Tempestades de Aço é, em certo sentido, uma narrativa radicalmente antiliterária. Até porque parte, de fato, não da imaginação e seus voos – sublime animal de asas abertas –, mas de algo mais bruto e precário: os horrores da carne. Ainda assim, penso, só um grande escritor poderia ser tão detalhista e precioso. Mesmo quando descreve as longas noites de espera nas valas das trincheiras, Jünger arranca, para usar suas próprias palavras, da "mesmice deserta" algo que, apesar de tudo, insiste em latejar. Desmoronadas as ilusões de grandeza, instala-se o tédio, "mais enervante que a proximidade da morte". No lugar da glória, a guerra é, na maior parte do tempo, estagnação.

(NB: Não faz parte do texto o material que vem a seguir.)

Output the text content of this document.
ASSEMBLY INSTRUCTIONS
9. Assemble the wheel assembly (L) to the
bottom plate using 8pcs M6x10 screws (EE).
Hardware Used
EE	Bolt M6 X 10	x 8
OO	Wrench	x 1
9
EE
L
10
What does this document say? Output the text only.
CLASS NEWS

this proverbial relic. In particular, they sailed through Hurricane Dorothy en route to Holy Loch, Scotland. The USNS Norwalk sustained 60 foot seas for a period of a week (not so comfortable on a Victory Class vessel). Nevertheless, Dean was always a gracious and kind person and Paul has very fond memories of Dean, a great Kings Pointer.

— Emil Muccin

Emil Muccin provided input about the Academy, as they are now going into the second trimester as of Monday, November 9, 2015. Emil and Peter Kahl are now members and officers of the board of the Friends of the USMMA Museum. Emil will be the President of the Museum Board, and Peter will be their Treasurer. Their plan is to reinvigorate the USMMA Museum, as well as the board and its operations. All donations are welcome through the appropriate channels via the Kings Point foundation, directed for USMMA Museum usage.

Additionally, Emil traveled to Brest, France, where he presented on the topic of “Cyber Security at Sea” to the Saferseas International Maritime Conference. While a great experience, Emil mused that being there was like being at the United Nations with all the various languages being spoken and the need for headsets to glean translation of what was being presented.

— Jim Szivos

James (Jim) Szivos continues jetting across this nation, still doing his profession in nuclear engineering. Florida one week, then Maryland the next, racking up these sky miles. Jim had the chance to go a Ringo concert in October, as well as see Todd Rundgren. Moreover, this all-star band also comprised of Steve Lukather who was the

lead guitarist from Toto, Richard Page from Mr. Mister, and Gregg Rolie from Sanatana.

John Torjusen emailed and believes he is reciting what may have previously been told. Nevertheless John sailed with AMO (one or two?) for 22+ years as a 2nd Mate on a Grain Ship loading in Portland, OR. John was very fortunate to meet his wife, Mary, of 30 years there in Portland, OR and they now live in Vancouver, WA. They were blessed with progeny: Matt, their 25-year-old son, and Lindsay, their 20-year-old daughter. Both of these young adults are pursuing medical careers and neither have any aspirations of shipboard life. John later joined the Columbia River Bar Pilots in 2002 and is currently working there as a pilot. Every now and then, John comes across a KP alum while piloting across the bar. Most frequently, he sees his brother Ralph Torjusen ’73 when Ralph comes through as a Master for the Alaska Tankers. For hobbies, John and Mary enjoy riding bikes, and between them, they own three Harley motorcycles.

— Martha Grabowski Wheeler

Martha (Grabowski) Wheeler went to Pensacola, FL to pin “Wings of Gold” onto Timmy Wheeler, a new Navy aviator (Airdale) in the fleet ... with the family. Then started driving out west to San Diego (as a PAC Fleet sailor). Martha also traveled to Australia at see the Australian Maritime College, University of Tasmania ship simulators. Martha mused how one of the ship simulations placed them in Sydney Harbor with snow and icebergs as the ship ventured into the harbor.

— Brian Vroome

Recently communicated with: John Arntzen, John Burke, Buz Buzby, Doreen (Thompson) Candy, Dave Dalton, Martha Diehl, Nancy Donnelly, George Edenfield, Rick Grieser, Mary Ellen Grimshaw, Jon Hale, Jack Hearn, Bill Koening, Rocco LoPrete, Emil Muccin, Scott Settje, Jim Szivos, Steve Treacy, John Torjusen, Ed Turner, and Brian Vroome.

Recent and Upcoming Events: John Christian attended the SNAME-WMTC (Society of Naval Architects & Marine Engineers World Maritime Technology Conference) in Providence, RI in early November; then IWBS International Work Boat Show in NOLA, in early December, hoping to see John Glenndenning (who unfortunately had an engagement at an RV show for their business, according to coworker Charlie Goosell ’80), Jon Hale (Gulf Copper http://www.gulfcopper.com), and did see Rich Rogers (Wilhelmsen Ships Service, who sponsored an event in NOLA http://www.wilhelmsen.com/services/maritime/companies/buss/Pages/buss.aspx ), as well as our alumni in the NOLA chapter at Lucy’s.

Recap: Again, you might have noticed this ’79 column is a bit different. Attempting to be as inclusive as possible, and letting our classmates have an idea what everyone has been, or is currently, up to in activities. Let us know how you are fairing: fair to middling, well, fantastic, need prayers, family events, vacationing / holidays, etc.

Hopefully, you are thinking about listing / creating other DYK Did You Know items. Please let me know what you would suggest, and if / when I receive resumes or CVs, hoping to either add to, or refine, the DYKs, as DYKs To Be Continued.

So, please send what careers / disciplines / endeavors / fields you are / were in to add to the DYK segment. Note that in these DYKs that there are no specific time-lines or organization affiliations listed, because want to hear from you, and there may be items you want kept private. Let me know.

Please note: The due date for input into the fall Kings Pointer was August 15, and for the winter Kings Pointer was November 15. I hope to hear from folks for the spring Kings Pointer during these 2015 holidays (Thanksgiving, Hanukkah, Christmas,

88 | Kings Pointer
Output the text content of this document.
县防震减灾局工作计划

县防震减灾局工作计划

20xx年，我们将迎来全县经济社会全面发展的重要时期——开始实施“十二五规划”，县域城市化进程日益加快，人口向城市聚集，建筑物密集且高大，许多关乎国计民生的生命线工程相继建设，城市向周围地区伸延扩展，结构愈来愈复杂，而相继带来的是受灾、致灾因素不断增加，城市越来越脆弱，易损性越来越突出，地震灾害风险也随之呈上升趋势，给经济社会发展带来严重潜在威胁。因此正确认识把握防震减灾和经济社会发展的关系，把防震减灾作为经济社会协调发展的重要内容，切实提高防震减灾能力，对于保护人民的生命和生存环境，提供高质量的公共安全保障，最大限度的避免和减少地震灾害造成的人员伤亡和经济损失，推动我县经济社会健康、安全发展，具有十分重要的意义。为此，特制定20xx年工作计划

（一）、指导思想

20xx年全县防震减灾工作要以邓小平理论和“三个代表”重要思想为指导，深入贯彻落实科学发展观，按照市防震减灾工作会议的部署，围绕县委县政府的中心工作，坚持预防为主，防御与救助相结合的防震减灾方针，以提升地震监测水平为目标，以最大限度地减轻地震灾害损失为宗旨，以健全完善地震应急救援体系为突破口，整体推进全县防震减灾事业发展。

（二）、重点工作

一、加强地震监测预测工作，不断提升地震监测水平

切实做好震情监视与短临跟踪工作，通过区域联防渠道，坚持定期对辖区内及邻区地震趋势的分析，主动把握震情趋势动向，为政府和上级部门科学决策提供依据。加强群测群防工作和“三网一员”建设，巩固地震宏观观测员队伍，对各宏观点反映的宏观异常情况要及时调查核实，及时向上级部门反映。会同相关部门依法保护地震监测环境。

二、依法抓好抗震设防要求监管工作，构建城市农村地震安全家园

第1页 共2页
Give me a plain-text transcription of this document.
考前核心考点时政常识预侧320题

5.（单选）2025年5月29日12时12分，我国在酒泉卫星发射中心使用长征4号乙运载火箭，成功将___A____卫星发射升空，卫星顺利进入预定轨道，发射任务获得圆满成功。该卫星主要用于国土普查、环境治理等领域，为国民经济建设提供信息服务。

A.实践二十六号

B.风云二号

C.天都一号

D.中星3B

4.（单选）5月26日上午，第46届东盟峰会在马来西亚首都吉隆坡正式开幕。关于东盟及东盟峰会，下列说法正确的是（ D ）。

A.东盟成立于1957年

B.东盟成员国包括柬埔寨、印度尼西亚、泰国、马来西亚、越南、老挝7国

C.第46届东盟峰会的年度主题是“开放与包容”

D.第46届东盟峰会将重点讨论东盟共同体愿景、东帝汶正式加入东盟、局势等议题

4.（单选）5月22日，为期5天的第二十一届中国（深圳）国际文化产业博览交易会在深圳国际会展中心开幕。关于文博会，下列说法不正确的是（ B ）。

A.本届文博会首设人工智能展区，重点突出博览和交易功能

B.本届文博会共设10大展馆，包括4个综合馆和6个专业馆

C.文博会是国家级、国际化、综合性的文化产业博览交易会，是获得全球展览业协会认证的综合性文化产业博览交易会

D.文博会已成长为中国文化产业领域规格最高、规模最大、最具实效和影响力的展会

Não desprovida de instabilidade: na solidão das valas, o chão afunda e o céu treme. Conforme os bombardeiros se sucedem, surge, como descreve Jünger, "a presença viva da morte". Sim, a morte vive: ela incomoda, se mexe, disseminando a decepção e o insuportável. Observar a guerra desde dentro, sintetiza o escritor, é deparar-se com uma "visão do incompreensível".

Em meio à floresta de horrores, não se consegue dar nome ao que se vê. O que talvez nos ajude a entender um pouco algo que Jünger constatou incrédulo: a indiferença dos pássaros aos ruídos dos combates. "Era estranho que os pequenos pássaros da floresta parecessem não se importar com esse barulho cêntuplo; eles pousavam em paz acima dos rolos de fumaça, nos galhos destroçados". Durante os intervalos dos bombardeios, o escritor alemão podia ouvir "seus cantos galantes e seu júbilo despreocupado". Como pássaros não falam, a ausência de nomes para o que eles presenciam não os afeta. O que mais dói na guerra, Jünger faz pensar, é não haver um nome aceitável para aquele emaranhado de dor. "Parecia inclusive que os pássaros eram estimulados pela avalanche de ruídos que rebentava em volta deles". Talvez os ouvissem como música. Pássaros habitam o grande sono da abstração. Na floresta sem nome, Jünger constata abismado, são os únicos que, indiferentes, conservam a alegria.

Jünger rememora seus próprios sustos, ferimentos, dores. Mas Tempestades de Aço não é o relato de uma experiência de heroísmo. Estranha narrativa, que joga seu foco justamente sobre aquilo que preferimos não ler. Não só o indizível, mas o ilegível. E é exatamente desse ilegível, aquilo que nenhum sentido suporta – ou cujos únicos sentidos decorrem da surdez e da afasia –, que Jünger, muito aquém da literatura, ainda naquele terreno em que o real simplesmente ferve sem aceitar qualquer nomeação, se põe a escrever.

Deu-nos um livro áspero, desconfortável, mas que nos acorda. Não é bom acordar entre destroços, mas – sendo eles tudo o que temos – é o que de melhor há a fazer.